As the election heated up, Madison came under fire for using public money to purchase documents he thought would prove a conspiracy between inveterate Federalists and Britain. In 1809, a British spy named John Henry had traveled to New England with instructions to probe Federalists loyalties and determine whether New Englanders might secede and ally with Britain. By 1812, a French con artist had persuaded Henry to sell his documents to the Madison administration. Madison purchased the documents for the enormous sum of $50,000, convinced that they would prove collusion between Federalists and Britain. The papers failed to show criminal conduct on the part of Federalists, and Madison’s critics accused him of misusing public funds to try and embarrass Federalists and boost his reelection chances. Madison insisted that the documents at least showed British intrigue, and he added Henry’s mission to his list of grievances against Britain in his war message to Congress.
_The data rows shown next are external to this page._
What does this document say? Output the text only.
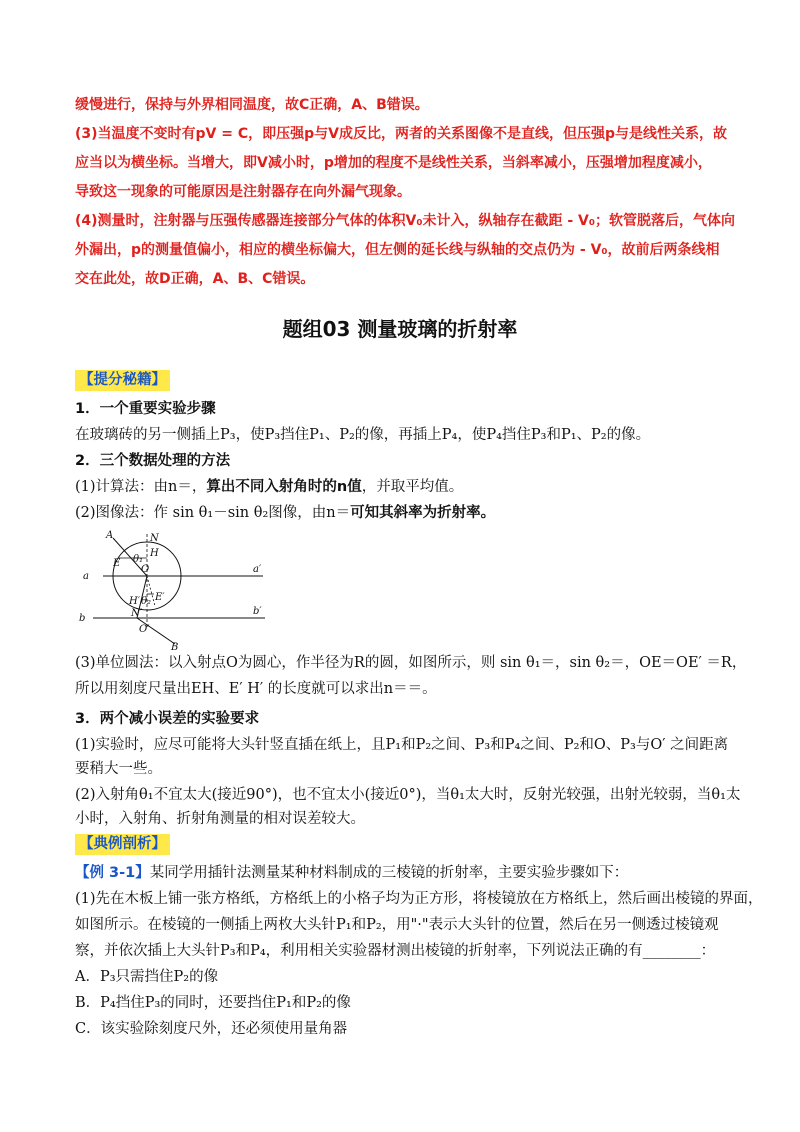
缓慢进行，保持与外界相同温度，故C正确，A、B错误。
(3)当温度不变时有pV = C，即压强p与V成反比，两者的关系图像不是直线，但压强p与是线性关系，故
应当以为横坐标。当增大，即V减小时，p增加的程度不是线性关系，当斜率减小，压强增加程度减小，
导致这一现象的可能原因是注射器存在向外漏气现象。
(4)测量时，注射器与压强传感器连接部分气体的体积V₀未计入，纵轴存在截距 - V₀；软管脱落后，气体向
外漏出，p的测量值偏小，相应的横坐标偏大，但左侧的延长线与纵轴的交点仍为 - V₀，故前后两条线相
交在此处，故D正确，A、B、C错误。
题组03 测量玻璃的折射率
【提分秘籍】
1．一个重要实验步骤
在玻璃砖的另一侧插上P₃，使P₃挡住P₁、P₂的像，再插上P₄，使P₄挡住P₃和P₁、P₂的像。
2．三个数据处理的方法
(1)计算法：由n＝，算出不同入射角时的n值，并取平均值。
(2)图像法：作 sin θ₁－sin θ₂图像，由n＝可知其斜率为折射率。
A	N
H
θ₁
E
O
a
a′
H′ θ₂ E′
N′
b
b′
O′
B
(3)单位圆法：以入射点O为圆心，作半径为R的圆，如图所示，则 sin θ₁＝，sin θ₂＝，OE＝OE′ ＝R，
所以用刻度尺量出EH、E′ H′ 的长度就可以求出n＝＝。
3．两个减小误差的实验要求
(1)实验时，应尽可能将大头针竖直插在纸上，且P₁和P₂之间、P₃和P₄之间、P₂和O、P₃与O′ 之间距离
要稍大一些。
(2)入射角θ₁不宜太大(接近90°)，也不宜太小(接近0°)，当θ₁太大时，反射光较强，出射光较弱，当θ₁太
小时，入射角、折射角测量的相对误差较大。
【典例剖析】
【例 3-1】某同学用插针法测量某种材料制成的三棱镜的折射率，主要实验步骤如下：
(1)先在木板上铺一张方格纸，方格纸上的小格子均为正方形，将棱镜放在方格纸上，然后画出棱镜的界面，
如图所示。在棱镜的一侧插上两枚大头针P₁和P₂，用"·"表示大头针的位置，然后在另一侧透过棱镜观
察，并依次插上大头针P₃和P₄，利用相关实验器材测出棱镜的折射率，下列说法正确的有________：
A．P₃只需挡住P₂的像
B．P₄挡住P₃的同时，还要挡住P₁和P₂的像
C．该实验除刻度尺外，还必须使用量角器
The mayor of New York City and George Clinton’s nephew, DeWitt Clinton, took up New York’s Clintonian, anti-war, anti-Madison mantle. Federalists decided that they stood better chances of beating Madison by backing Clinton than nominating their own candidate. Clinton faced a messaging crisis, trying to collect support from a variety of anti-Madison elements including Federalists, pro-war but anti-Madison Republicans, anti-war and anti-Madison Republicans, Northerners tired of Virginia presidents, and Southerners suspicious of Madison’s nationalist impulses. The disparate elements failed to coalesce, and Madison won reelection with 128 electoral votes to Clinton’s 89.